A estas alturas, nadie duda de que lo que nuestros vecinos nos muestran en las redes está cuidadosamente seleccionado, alterado y deformado. No se muestra todo y, lo que se muestra, no se muestra tal y como realmente es. Estamos muy advertidos: no se crean lo que le enseña su primo en internet, no es más que una falacia. Sin embargo, sabiéndonos estafados, parece que tendemos a pasar por alto nuestro papel de estafadores. Lo sabemos, no vamos a ser tan estúpidos como para creernos la mentira del otro pero, ¿seremos capaces de desconfiar de la propia?
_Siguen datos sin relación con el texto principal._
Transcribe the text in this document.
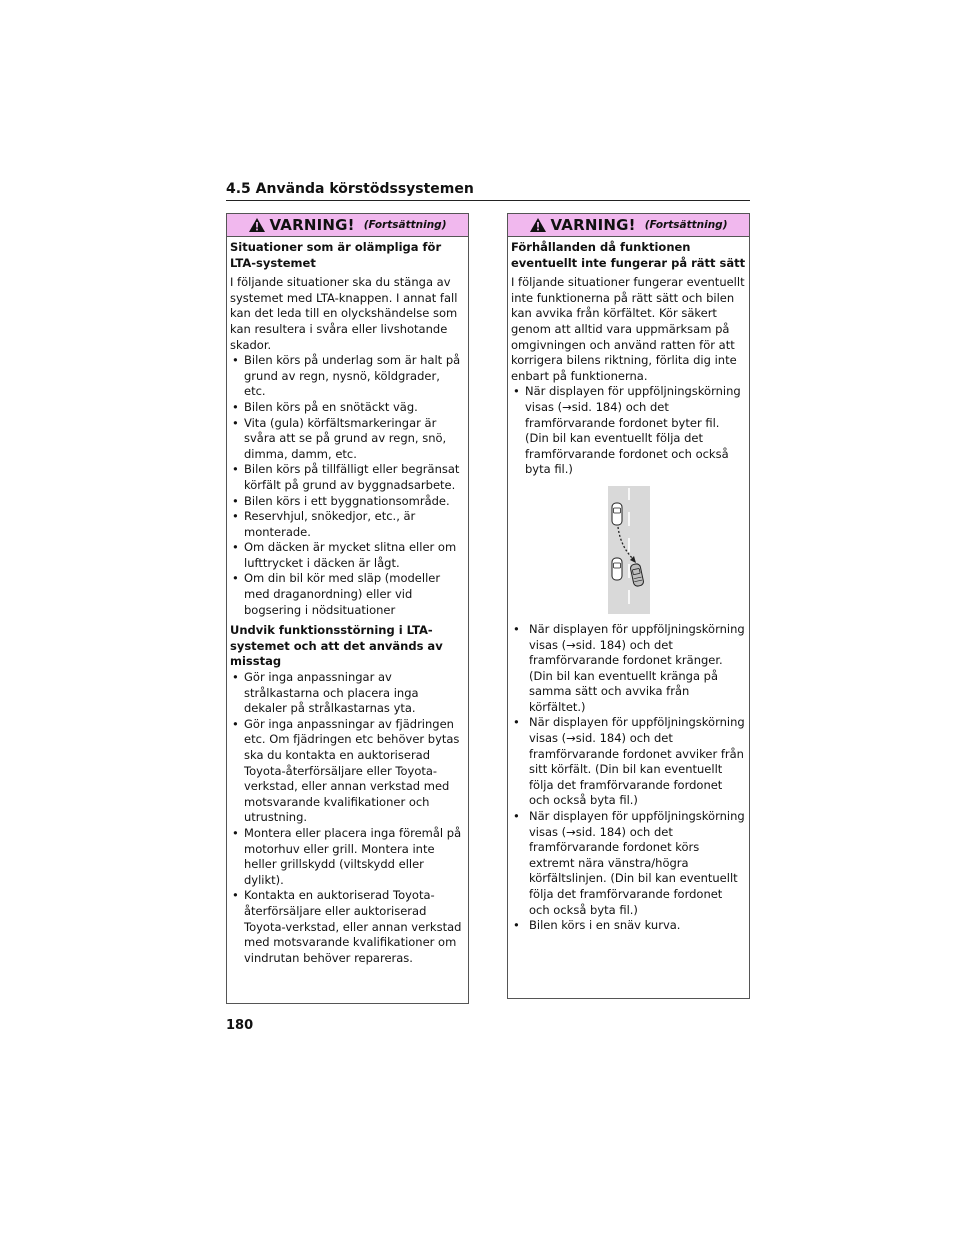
4.5 Använda körstödssystemen
VARNING! (Fortsättning)
Situationer som är olämpliga för LTA-systemet
I följande situationer ska du stänga av systemet med LTA-knappen. I annat fall kan det leda till en olyckshändelse som kan resultera i svåra eller livshotande skador.
• Bilen körs på underlag som är halt på grund av regn, nysnö, köldgrader, etc.
• Bilen körs på en snötäckt väg.
• Vita (gula) körfältsmarkeringar är svåra att se på grund av regn, snö, dimma, damm, etc.
• Bilen körs på tillfälligt eller begränsat körfält på grund av byggnadsarbete.
• Bilen körs i ett byggnationsområde.
• Reservhjul, snökedjor, etc., är monterade.
• Om däcken är mycket slitna eller om lufttrycket i däcken är lågt.
• Om din bil kör med släp (modeller med draganordning) eller vid bogsering i nödsituationer
Undvik funktionsstörning i LTA-systemet och att det används av misstag
• Gör inga anpassningar av strålkastarna och placera inga dekaler på strålkastarnas yta.
• Gör inga anpassningar av fjädringen etc. Om fjädringen etc behöver bytas ska du kontakta en auktoriserad Toyota-återförsäljare eller Toyota-verkstad, eller annan verkstad med motsvarande kvalifikationer och utrustning.
• Montera eller placera inga föremål på motorhuv eller grill. Montera inte heller grillskydd (viltskydd eller dylikt).
• Kontakta en auktoriserad Toyota-återförsäljare eller auktoriserad Toyota-verkstad, eller annan verkstad med motsvarande kvalifikationer om vindrutan behöver repareras.
VARNING! (Fortsättning)
Förhållanden då funktionen eventuellt inte fungerar på rätt sätt
I följande situationer fungerar eventuellt inte funktionerna på rätt sätt och bilen kan avvika från körfältet. Kör säkert genom att alltid vara uppmärksam på omgivningen och använd ratten för att korrigera bilens riktning, förlita dig inte enbart på funktionerna.
• När displayen för uppföljningskörning visas (→sid. 184) och det framförvarande fordonet byter fil. (Din bil kan eventuellt följa det framförvarande fordonet och också byta fil.)
• När displayen för uppföljningskörning visas (→sid. 184) och det framförvarande fordonet kränger. (Din bil kan eventuellt kränga på samma sätt och avvika från körfältet.)
• När displayen för uppföljningskörning visas (→sid. 184) och det framförvarande fordonet avviker från sitt körfält. (Din bil kan eventuellt följa det framförvarande fordonet och också byta fil.)
• När displayen för uppföljningskörning visas (→sid. 184) och det framförvarande fordonet körs extremt nära vänstra/högra körfältslinjen. (Din bil kan eventuellt följa det framförvarande fordonet och också byta fil.)
• Bilen körs i en snäv kurva.
180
Lo peligroso de vender una idea de uno mismo falsa, edulcorada o alterada, no es que la compren los demás —se llama marketing y, con un nombre u otro, ha existido toda la vida— sino que sea yo mismo el que apuntale y construya mi identidad sobre esas hiperseleccionadas y sesgadas imágenes de mí sin integrarlo con ese otro que, siendo también yo, me gusta un poco menos.
Algunos de los que practican la autorreferencia constante disfrazándola de amor propio, defienden que, si tanto se exhiben, es porque se aman. Afirman que no hay nada malo en ser un narcisista. Olvidan (o ignoran) que Narciso no era un señor sobrado de autoestima, sino más bien —y tal como el mito cuenta— un hombre maldecido y castigado por los dioses. Prisionero de su propia imagen, no era capaz de atender a otra cosa que no fuese un borrón de sí mismo en el agua. Un ciego para ver al otro, un imposibilitado para cualquier amor. Si con semejante panorama nuestro bello protagonista terminó ahogándose en el río, habría que ver de qué maneras habría enloquecido de haberse mirado en un espejo que pudiese ofrecer algo más de definición que la de unas aguas cristalinas (eso que hoy en día sería quitarse los filtros, vaya).
Muchos hoy, como Narciso ayer, se emborrachan de sí mismos contemplando las poses tan estudiadas de su galería de fotos, o esas aficiones que no importa si les gustan pero que les hacen parecer interesantes. Coleccionan destinos geográficos para dar cuenta de que son experimentados ciudadanos de mundo, practicando un turismo de consumo en el que no importa la manera de visitar un país, lo que importa es que cuantos más, mejor. A fuerza de barrer bajo la alfombra aquellos aspectos de nosotros mismos que no solo no nos gustan, sino que nos horrorizan, tendemos a olvidarlos. Y así vamos idealizándonos, construyéndonos en nuestra cabeza como un Frankenstein dotado solo de piezas fantásticas que a menudo entran en disonancia con la realidad.
Quererse a uno mismo es un hábito de lo más saludable, pero requiere un trabajo importante y costoso de humildad y aceptación. Ámense mucho, tanto como puedan, pero no olviden tener un espejo a mano para asegurarse de que ese al que aman es realmente usted, no vaya a sucederles como a Narciso, y se enamoren perdidamente de algún otro que hayan inventado ser.